SHARE Carol Marin knows when it’s time to leave (unlike plenty of politicians)
Carol Marin has won acclaim and countless wards for scoops on corruption investigations.

Carol Marin has won acclaim and countless wards for scoops on corruption investigations.

NBC 5 Chicago

Knowing when to leave is one of the hardest things to figure out in life. Most people — and plenty of powerful politicians — never figure it out. Carol Marin is not one of them.

Marin, 71, announced this past week that the reporting and performing part of her award-winning journalism career is over. She is leaving the stage at Channel 5 and Channel 11 after the Nov. 3 election.

“I’ve seen people stay too long at the dance and sometimes get bitter or angry or something. I want to leave at a time when I still feel the work is solid and that I know that I still love what I do and where I do it,” Marin said.

During a wide-ranging interview with the Sun-Times, Marin reminisced about the 48-year journey that started as an English teacher and debate coach at Dundee High School and ended as an anchor and reporter in her hometown of Chicago.

Her first job was as a “female talk show host” in Knoxville, Tennessee, where she “failed” after being told she was “too newsy for them.” She was dispatched to the newsroom, where she “developed a prison beat” and started doing what she called other “kinds of stories that women didn’t do.”

That won her a promotion to the NBC affiliate in Nashville, a larger market.

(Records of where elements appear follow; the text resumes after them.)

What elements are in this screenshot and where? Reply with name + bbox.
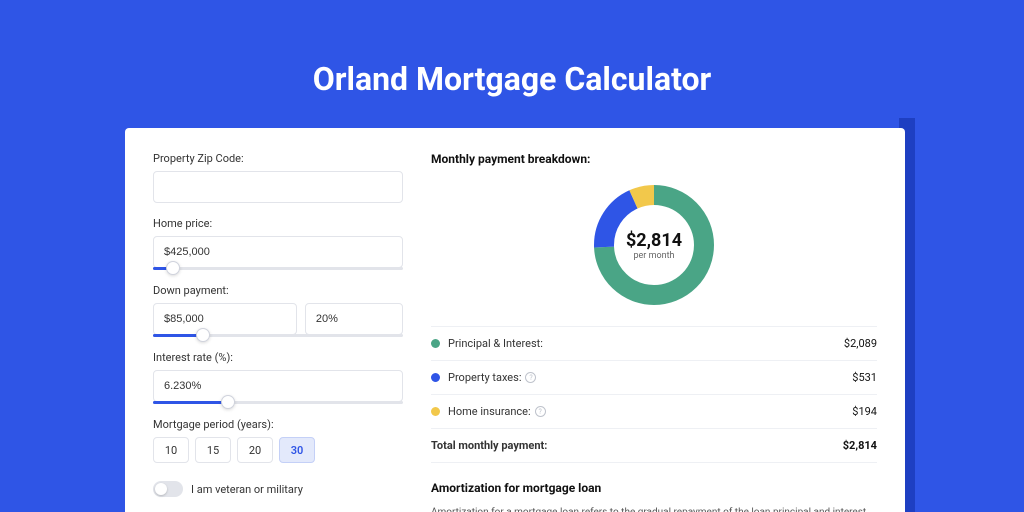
legend-dot <box>431 373 440 382</box>
period-options: 10152030 <box>153 437 403 463</box>
period-option-30[interactable]: 30 <box>279 437 315 463</box>
info-icon[interactable]: ? <box>535 406 546 417</box>
period-option-20[interactable]: 20 <box>237 437 273 463</box>
veteran-row: I am veteran or military <box>153 481 403 497</box>
down-payment-slider[interactable] <box>153 334 403 337</box>
breakdown-column: Monthly payment breakdown: $2,814 per mo… <box>431 152 877 504</box>
interest-rate-field: Interest rate (%): <box>153 351 403 404</box>
period-option-10[interactable]: 10 <box>153 437 189 463</box>
legend-dot <box>431 407 440 416</box>
legend-label: Home insurance:? <box>448 405 852 418</box>
veteran-toggle-knob <box>155 483 167 495</box>
donut-wrap: $2,814 per month <box>431 180 877 310</box>
legend-row-1: Property taxes:?$531 <box>431 361 877 395</box>
down-payment-field: Down payment: <box>153 284 403 337</box>
interest-rate-slider-thumb[interactable] <box>221 395 235 409</box>
down-payment-slider-thumb[interactable] <box>196 328 210 342</box>
interest-rate-slider-fill <box>153 401 228 404</box>
amortization-title: Amortization for mortgage loan <box>431 481 877 495</box>
home-price-input[interactable] <box>153 236 403 268</box>
period-label: Mortgage period (years): <box>153 418 403 431</box>
total-value: $2,814 <box>843 439 877 452</box>
interest-rate-slider[interactable] <box>153 401 403 404</box>
down-payment-label: Down payment: <box>153 284 403 297</box>
donut-amount: $2,814 <box>626 230 682 251</box>
period-option-15[interactable]: 15 <box>195 437 231 463</box>
legend-value: $194 <box>852 405 877 418</box>
legend-value: $531 <box>852 371 877 384</box>
legend: Principal & Interest:$2,089Property taxe… <box>431 326 877 463</box>
home-price-slider-thumb[interactable] <box>166 261 180 275</box>
legend-value: $2,089 <box>844 337 877 350</box>
veteran-toggle[interactable] <box>153 481 183 497</box>
page-title: Orland Mortgage Calculator <box>0 0 1024 98</box>
donut-chart: $2,814 per month <box>589 180 719 310</box>
down-payment-amount-input[interactable] <box>153 303 297 335</box>
home-price-field: Home price: <box>153 217 403 270</box>
form-column: Property Zip Code: Home price: Down paym… <box>153 152 403 504</box>
period-field: Mortgage period (years): 10152030 <box>153 418 403 463</box>
total-label: Total monthly payment: <box>431 439 843 452</box>
donut-sub: per month <box>633 251 674 261</box>
legend-row-0: Principal & Interest:$2,089 <box>431 327 877 361</box>
breakdown-title: Monthly payment breakdown: <box>431 152 877 166</box>
home-price-slider[interactable] <box>153 267 403 270</box>
page-root: Orland Mortgage Calculator Property Zip … <box>0 0 1024 512</box>
home-price-label: Home price: <box>153 217 403 230</box>
interest-rate-input[interactable] <box>153 370 403 402</box>
veteran-label: I am veteran or military <box>191 483 303 496</box>
legend-row-total: Total monthly payment:$2,814 <box>431 429 877 463</box>
interest-rate-label: Interest rate (%): <box>153 351 403 364</box>
calculator-card: Property Zip Code: Home price: Down paym… <box>125 128 905 512</box>
legend-label: Property taxes:? <box>448 371 852 384</box>
legend-label: Principal & Interest: <box>448 337 844 350</box>
donut-center: $2,814 per month <box>589 180 719 310</box>
legend-row-2: Home insurance:?$194 <box>431 395 877 429</box>
zip-input[interactable] <box>153 171 403 203</box>
amortization-text: Amortization for a mortgage loan refers … <box>431 505 877 512</box>
info-icon[interactable]: ? <box>525 372 536 383</box>
zip-label: Property Zip Code: <box>153 152 403 165</box>
down-payment-pct-input[interactable] <box>305 303 403 335</box>
zip-field: Property Zip Code: <box>153 152 403 203</box>
legend-dot <box>431 339 440 348</box>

Back on the prison beat, she covered the conviction of then-Gov. Ray Blanton and punched her ticket to Chicago. In 1978, she was hired by WMAQ as an anchor and investigative reporter.

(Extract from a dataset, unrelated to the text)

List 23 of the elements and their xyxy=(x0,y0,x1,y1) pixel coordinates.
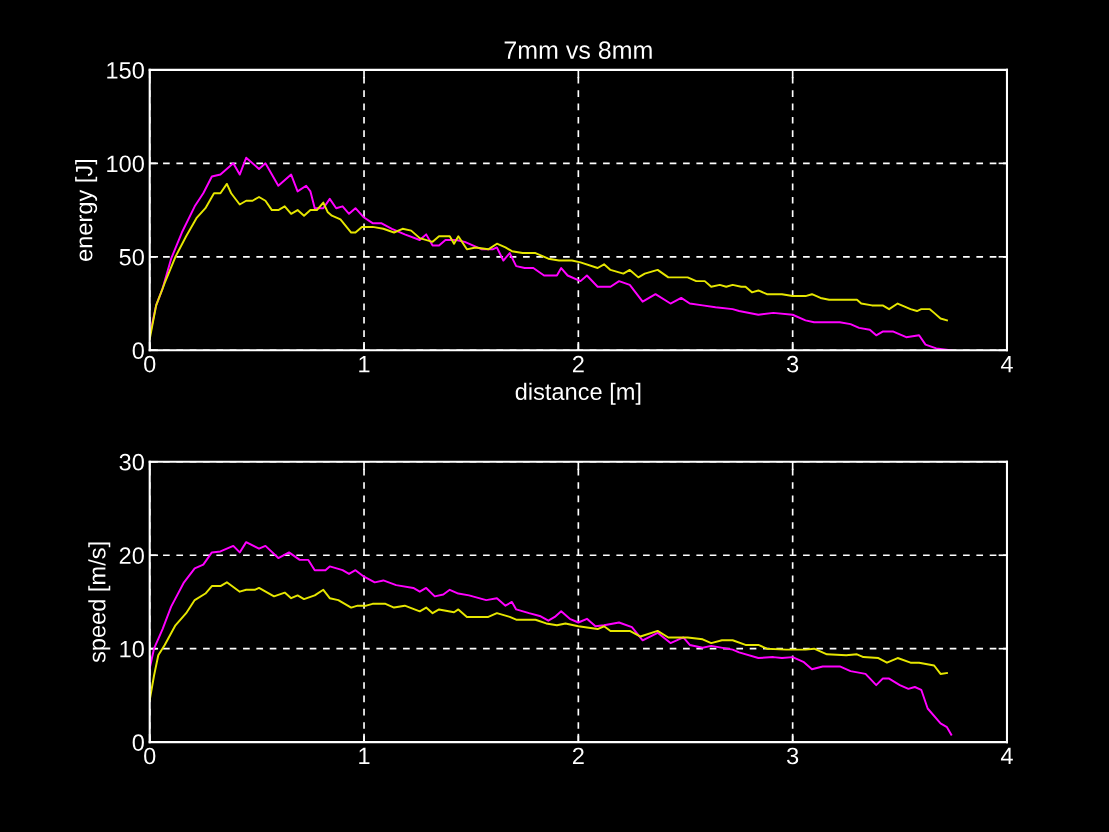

In those days, there was sexism without the freedom that came later with the #MeToo movement.

On a trip to Washington to cover a presidential inauguration, a news executive told her she looked tired and said, “I’m gonna come down to your room and give you a massage.” She hustled to join a colleague before the lecherous news chief arrived.

A second network honcho told her she was “too hard-news for a woman.” Another station chief told her she was “too big-J journalism for a woman.”

“One of the great things that #MeToo has provided … is the help to say out loud and proud, ‘Absolutely not’ and report ’em,” she said. “Emboldening women and especially younger women to not stand for it.”

In Chicago journalism lore, Marin will forever be remembered for joining Ron Magers in 1997 in resigning as WMAQ-TV’s 10 p.m. co-anchors to protest the hiring of talk show host Jerry Springer as a commentator on the late newscast.

What viewers didn’t know is that was the final straw. The station’s new management team already had done a ton of others things Marin and Magers had rebelled against, earning Marin several paid suspensions.

“Like having the sales department insinuate itself into the newsroom so, if there was a commercial advertiser selling smoke detectors, we would be urged to do a smoke detector story, and then the tagline would be, ‘You can pick up your First Alert smoke detector at Walgreens or Jewel-Osco,’ ” she said. “I refused to read what they wrote.”

Yet another indelible Marin memory is her near-death experience in New York City as she rushed toward the World Trade Center after the terrorist attack of Sept. 11, 2001. The ground began to shake and rumble as the second tower crumbled. She tripped and fell as she turned to run, and a firefighter grabbed her by the waist, implored her to take off her high heels, then threw himself against her to shield her. She could feel his heart pound.

The man, whose identity Marin still does not know, then handed her off to a police officer, Brendan Duke, who led her through the thick, black smoke and darkness to safety.

On the 19th anniversary of the terrorist attacks, Marin and Duke had an emotional, on-air reunion. She learned that her on-camera interview with Dan Rather that day allowed Duke’s family in Ireland to learn he had survived the worst terrorist attack ever on U.S. soil.

Marin has won acclaim and countless awards for scoops on corruption investigations. But she won’t be around to report on the final chapter of what she called the “monstrous investigation” swirling around House Speaker Michael Madigan, D-Chicago, and Ald. Edward Burke (14th).

But she thinks she knows why neither Madigan nor Burke learned what she already knows: when it’s the right time to leave.

“It isn’t ultimately about the money when it comes to politicians who haven’t left the stage. It’s about power,” she said. “At the bottom of all of it, it’s always about power. It’s the adrenaline. It’s the sense of being in charge.

“Ed Vrdolyak — one of the slickest, richest politicians around — is scheduled to go back to prison at 82 or 83…It’s unbelievable. Because they could have left so much sooner with plenty of cash on hand and not ended up facing the grand juries and the U.S. attorney’s wrath. But they stayed too long.”